Haben Sie in Ihrem Home-Office viel Papier gelagert, auf das Sie selten zugreifen – wie Zeitschriftenartikel, Internet-Ausdrucke, Berichte, Protokolle, Seminar- und andere Fortbildungsunterlagen? Die typischen Herausforderungen bei solchen Privatarchiven sind meist die folgenden:

  • Die Sammlung wächst allmählich und unmerklich, so dass irgendwann die Ordnungsmittel, die am Anfang noch ganz gut funktioniert haben, nicht mehr ausreichend sind.
  • Überfüllung führt zu Unübersichtlichkeit, und das wiederum bedeutet nicht nur ärgerliche Suchzeiten, sondern auch Stapelbildung: denn wer ist schon motiviert, Unterlagen in ein System einzuordnen, das nicht richtig funktioniert?
  • Der Ablageplatz ist beschränkt, und bei dem Versuch, Themen „geordnet“ aufzubewahren, wird durch halb gefüllte Ordner oder Mappen weiterer kostbarer Platz verschenkt.

Kurz: Sie wünschen sich ein System, das in allen diesen Punkten Abhilfe schafft? Dann wird Ihnen die „chaotische Ablage“ von Hans D. Brandhoff gefallen.

So funktioniert die „chaotische Ablage“

Die Idee ist ganz einfach: Sie legen Ihre Unterlagen nicht mehr thematisch sortiert ab, sondern einfach dort, wo Platz ist – je nach Unterlagenart in einem Ordner, einer Hängemappe, einem Stehsammler oder – etwa bei sperrigen Objekten – in einem Karton.
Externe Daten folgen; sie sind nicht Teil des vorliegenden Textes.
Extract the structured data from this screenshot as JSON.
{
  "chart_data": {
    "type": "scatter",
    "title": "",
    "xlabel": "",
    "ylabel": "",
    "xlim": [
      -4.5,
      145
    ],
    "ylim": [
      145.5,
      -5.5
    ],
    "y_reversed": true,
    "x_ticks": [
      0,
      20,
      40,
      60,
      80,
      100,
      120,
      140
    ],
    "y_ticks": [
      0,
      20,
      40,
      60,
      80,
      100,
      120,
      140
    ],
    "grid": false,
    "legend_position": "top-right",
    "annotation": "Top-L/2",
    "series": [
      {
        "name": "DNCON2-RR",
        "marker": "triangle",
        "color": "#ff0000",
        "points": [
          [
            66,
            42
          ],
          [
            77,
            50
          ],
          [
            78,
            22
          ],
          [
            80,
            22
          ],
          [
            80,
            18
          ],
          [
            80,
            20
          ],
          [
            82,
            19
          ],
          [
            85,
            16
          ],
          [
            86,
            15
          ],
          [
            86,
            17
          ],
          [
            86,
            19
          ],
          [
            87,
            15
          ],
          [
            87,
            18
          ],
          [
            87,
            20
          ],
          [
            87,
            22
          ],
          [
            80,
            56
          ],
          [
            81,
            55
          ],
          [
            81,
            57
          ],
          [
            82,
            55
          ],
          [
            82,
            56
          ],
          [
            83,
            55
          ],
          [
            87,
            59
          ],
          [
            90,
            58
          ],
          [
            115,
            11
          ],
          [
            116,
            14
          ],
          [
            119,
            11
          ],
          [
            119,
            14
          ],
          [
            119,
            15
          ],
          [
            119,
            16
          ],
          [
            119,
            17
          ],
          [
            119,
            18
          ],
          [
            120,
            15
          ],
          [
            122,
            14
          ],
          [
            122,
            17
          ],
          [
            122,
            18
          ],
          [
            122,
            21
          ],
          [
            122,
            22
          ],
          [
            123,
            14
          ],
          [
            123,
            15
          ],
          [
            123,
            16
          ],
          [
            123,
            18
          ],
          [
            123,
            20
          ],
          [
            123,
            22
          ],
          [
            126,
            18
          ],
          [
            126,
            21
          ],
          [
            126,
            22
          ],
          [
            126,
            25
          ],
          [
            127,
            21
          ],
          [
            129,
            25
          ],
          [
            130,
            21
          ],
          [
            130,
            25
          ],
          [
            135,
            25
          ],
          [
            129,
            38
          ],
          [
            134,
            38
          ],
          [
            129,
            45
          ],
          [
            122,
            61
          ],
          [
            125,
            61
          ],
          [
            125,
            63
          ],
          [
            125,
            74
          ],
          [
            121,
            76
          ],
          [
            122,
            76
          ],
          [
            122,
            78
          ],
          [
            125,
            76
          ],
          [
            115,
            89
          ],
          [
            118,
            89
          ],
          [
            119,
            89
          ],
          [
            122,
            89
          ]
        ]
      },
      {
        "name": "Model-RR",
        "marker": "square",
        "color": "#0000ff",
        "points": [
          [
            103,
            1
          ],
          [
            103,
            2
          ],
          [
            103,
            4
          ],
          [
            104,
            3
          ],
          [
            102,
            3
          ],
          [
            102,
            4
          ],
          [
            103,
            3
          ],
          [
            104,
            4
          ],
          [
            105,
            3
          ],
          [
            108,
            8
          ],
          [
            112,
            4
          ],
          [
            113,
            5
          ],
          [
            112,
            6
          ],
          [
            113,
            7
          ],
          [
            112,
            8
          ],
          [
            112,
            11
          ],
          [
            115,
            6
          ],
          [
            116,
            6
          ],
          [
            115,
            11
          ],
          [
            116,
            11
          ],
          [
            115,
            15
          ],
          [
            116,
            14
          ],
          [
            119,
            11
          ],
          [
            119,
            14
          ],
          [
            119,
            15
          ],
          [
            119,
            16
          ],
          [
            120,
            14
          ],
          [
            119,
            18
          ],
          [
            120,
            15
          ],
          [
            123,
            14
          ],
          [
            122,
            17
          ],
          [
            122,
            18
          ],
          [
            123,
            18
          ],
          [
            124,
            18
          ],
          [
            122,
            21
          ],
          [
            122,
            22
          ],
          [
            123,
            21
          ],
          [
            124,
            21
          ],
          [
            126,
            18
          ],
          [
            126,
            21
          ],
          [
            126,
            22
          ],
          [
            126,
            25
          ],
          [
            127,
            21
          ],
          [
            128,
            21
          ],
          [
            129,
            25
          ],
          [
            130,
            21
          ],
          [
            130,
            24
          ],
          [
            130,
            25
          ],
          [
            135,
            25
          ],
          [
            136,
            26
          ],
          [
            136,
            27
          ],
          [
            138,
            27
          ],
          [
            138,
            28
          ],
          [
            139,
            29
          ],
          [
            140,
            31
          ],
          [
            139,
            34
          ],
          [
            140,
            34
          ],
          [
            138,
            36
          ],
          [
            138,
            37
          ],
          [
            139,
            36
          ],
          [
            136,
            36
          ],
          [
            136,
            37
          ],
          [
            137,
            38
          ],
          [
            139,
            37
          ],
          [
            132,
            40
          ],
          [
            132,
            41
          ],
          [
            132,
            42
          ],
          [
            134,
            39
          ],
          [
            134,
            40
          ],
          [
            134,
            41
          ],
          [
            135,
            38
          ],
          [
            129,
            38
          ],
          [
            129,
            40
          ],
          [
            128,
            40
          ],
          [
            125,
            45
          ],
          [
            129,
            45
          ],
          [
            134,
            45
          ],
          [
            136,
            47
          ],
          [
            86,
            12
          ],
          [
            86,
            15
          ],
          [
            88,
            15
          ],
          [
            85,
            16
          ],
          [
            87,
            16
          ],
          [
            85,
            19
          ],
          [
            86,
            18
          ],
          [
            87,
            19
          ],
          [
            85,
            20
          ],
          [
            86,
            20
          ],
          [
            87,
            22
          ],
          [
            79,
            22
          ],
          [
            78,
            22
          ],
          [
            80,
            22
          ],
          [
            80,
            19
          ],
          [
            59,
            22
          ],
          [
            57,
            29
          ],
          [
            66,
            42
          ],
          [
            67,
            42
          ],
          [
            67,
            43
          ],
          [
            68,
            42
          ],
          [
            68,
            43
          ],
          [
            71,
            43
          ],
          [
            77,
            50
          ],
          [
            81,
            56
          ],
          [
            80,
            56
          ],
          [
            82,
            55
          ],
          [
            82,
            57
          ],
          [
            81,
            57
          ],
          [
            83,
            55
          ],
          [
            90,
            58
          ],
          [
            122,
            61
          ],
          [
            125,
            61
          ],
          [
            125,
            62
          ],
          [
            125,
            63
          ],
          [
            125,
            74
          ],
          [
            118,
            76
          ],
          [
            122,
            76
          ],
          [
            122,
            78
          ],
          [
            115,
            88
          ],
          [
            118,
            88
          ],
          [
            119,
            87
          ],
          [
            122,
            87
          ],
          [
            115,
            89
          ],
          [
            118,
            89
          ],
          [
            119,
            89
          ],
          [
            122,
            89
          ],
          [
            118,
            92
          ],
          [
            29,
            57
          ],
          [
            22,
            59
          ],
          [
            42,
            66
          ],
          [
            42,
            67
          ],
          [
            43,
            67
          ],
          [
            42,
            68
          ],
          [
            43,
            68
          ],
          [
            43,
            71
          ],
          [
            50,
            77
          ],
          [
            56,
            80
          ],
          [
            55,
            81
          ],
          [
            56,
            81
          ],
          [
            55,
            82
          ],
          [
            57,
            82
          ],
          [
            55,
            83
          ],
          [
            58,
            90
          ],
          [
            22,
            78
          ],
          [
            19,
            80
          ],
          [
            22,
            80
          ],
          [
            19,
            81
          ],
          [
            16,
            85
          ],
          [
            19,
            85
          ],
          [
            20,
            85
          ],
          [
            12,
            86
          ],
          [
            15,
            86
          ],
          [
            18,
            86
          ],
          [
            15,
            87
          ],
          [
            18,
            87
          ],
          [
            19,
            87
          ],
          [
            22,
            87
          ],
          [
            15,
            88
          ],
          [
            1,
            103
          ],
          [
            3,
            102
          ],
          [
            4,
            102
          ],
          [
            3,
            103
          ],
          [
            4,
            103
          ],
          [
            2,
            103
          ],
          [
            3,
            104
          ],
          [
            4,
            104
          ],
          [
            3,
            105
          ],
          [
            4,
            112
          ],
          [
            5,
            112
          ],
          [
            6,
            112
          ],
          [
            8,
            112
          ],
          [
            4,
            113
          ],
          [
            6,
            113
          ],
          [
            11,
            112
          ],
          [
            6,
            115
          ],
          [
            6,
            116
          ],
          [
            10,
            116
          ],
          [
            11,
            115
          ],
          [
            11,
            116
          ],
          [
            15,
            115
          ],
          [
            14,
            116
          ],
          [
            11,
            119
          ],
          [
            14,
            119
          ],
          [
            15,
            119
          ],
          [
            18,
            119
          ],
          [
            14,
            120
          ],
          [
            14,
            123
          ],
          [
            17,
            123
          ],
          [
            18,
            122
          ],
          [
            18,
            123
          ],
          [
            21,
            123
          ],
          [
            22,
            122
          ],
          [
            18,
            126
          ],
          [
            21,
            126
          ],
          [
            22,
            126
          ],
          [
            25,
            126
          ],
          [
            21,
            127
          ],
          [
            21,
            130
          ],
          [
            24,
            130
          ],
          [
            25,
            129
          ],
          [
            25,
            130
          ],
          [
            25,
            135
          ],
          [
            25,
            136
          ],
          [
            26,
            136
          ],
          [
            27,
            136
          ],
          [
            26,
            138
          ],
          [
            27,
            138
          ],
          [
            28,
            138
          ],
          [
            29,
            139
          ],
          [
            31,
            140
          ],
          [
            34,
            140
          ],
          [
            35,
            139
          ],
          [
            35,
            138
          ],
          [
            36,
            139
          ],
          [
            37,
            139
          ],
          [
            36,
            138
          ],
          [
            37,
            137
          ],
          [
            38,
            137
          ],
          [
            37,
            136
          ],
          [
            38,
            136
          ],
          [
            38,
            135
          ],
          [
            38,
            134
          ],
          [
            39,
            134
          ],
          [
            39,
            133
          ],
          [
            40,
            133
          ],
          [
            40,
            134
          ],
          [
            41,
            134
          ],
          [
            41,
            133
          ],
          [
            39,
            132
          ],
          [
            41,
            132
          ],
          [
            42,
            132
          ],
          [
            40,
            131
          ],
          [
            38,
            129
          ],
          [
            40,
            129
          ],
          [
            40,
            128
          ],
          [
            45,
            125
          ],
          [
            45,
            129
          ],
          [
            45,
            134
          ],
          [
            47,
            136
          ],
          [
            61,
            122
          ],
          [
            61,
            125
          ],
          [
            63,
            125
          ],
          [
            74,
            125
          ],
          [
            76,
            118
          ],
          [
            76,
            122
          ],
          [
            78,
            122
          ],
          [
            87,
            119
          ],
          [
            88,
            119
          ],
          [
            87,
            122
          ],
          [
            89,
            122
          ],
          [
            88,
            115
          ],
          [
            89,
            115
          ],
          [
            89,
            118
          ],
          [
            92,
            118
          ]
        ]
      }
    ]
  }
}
Die Behälter haben nur eine Nummer als Beschriftung.

Der einzige (aber sehr wichtige) Ordnungsschlüssel, den Sie brauchen, ist eine Liste, in der Sie die Unterlagen mit dem jeweiligen Standort notieren. Fertig. Wichtig ist allerdings, dass Sie ein wenig umdenken und sich von 2 Gewohnheiten verabschieden:

  • Auf Ihren Ablagebehältern steht nicht mehr drauf, was drin ist.
  • Die Unterlagen zu einem Thema lagern nicht automatisch an einem Ort. So können Dokumente in einem Aktenordner, zugehörige Kataloge in einem Stehsammler und Muster in einem Karton untergebracht sein.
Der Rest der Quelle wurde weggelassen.